### Prep C 

In this script, we take our c. 100 x 100m resolution WorldPop Grid and resample to 1000m x 1000m grid. This will enable us to use this grid as the origin points in our analysis. 

Credit to Ben Stewart for the assistance 

Import the usual suspects

In [1]:
import os, sys, time, pandas as pd, geopandas as gpd, rasterio as rt, numpy as np

import some special funcs for handling raster reprojection

In [2]:
import affine
from rasterio.warp import reproject
from rasterio.warp import Resampling

Bring in our raster as src

In [52]:
infil = r'pop15.tif'
src = rt.open(os.path.join(r'C:\Users\charl\Documents\GOST\Yemen\worldpop', infil))
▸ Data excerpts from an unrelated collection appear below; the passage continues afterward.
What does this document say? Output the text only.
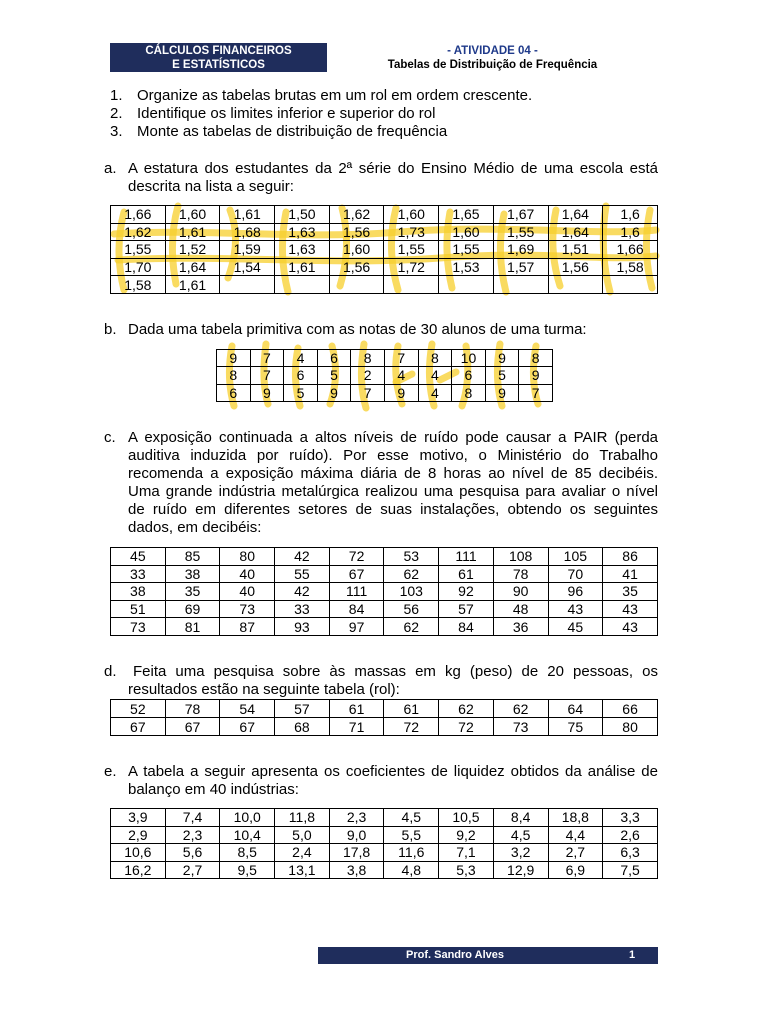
CÁLCULOS FINANCEIROS
E ESTATÍSTICOS
- ATIVIDADE 04 -
Tabelas de Distribuição de Frequência
1. Organize as tabelas brutas em um rol em ordem crescente.
2. Identifique os limites inferior e superior do rol
3. Monte as tabelas de distribuição de frequência
a. A estatura dos estudantes da 2ª série do Ensino Médio de uma escola está
descrita na lista a seguir:
1,66	1,60	1,61	1,50	1,62	1,60	1,65	1,67	1,64	1,6
1,62	1,61	1,68	1,63	1,56	1,73	1,60	1,55	1,64	1,6
1,55	1,52	1,59	1,63	1,60	1,55	1,55	1,69	1,51	1,66
1,70	1,64	1,54	1,61	1,56	1,72	1,53	1,57	1,56	1,58
1,58	1,61								
b. Dada uma tabela primitiva com as notas de 30 alunos de uma turma:
9	7	4	6	8	7	8	10	9	8
8	7	6	5	2	4	4	6	5	9
6	9	5	9	7	9	4	8	9	7
c. A exposição continuada a altos níveis de ruído pode causar a PAIR (perda
auditiva induzida por ruído). Por esse motivo, o Ministério do Trabalho
recomenda a exposição máxima diária de 8 horas ao nível de 85 decibéis.
Uma grande indústria metalúrgica realizou uma pesquisa para avaliar o nível
de ruído em diferentes setores de suas instalações, obtendo os seguintes
dados, em decibéis:
45	85	80	42	72	53	111	108	105	86
33	38	40	55	67	62	61	78	70	41
38	35	40	42	111	103	92	90	96	35
51	69	73	33	84	56	57	48	43	43
73	81	87	93	97	62	84	36	45	43
d.	Feita uma pesquisa sobre às massas em kg (peso) de 20 pessoas, os
resultados estão na seguinte tabela (rol):
52	78	54	57	61	61	62	62	64	66
67	67	67	68	71	72	72	73	75	80
e. A tabela a seguir apresenta os coeficientes de liquidez obtidos da análise de
balanço em 40 indústrias:
3,9	7,4	10,0	11,8	2,3	4,5	10,5	8,4	18,8	3,3
2,9	2,3	10,4	5,0	9,0	5,5	9,2	4,5	4,4	2,6
10,6	5,6	8,5	2,4	17,8	11,6	7,1	3,2	2,7	6,3
16,2	2,7	9,5	13,1	3,8	4,8	5,3	12,9	6,9	7,5
Prof. Sandro Alves	1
Read the array into arr, check the first value

In [53]:
arr = src.read(masked=True)
arr[0].data[0,0]

-3.402823e+38

Remove insane values. After the removal of these big boys, we can sum the raster to check the population of Yemen

In [38]:
max_int32 = 2147483647
small = -0.000001
arr[arr > 1E6] = max_int32
arr[arr < 0] = small
arr = np.ma.masked_where(arr <= small, arr)
arr = np.ma.masked_where(arr >= max_int32, arr)
arr.sum()

28956732.0

...or about 29 million people. Next, we set values to unsigned int 32, and resave the file

In [39]:
profile = src.profile
d_type = rt.uint32
profile.update(nodata = 0,dtype = d_type)

with rt.open(os.path.join(r'C:\Users\charl\Documents\GOST\Yemen\worldpop',infil.replace('.tif','_norm.tif')), 'w', **profile) as dst:
    dst.write(arr.astype(d_type))

In preparation for the fact that the new raster will have 10x fewer values on each axis, we make a new array that is 10x smaller, but the same shape ratio as the original arr

In [40]:
factah = 0.1

newarr = np.empty(shape=(arr.shape[0],  # same number of bands
                         round(arr.shape[1] * factah), 
                         round(arr.shape[2] * factah)))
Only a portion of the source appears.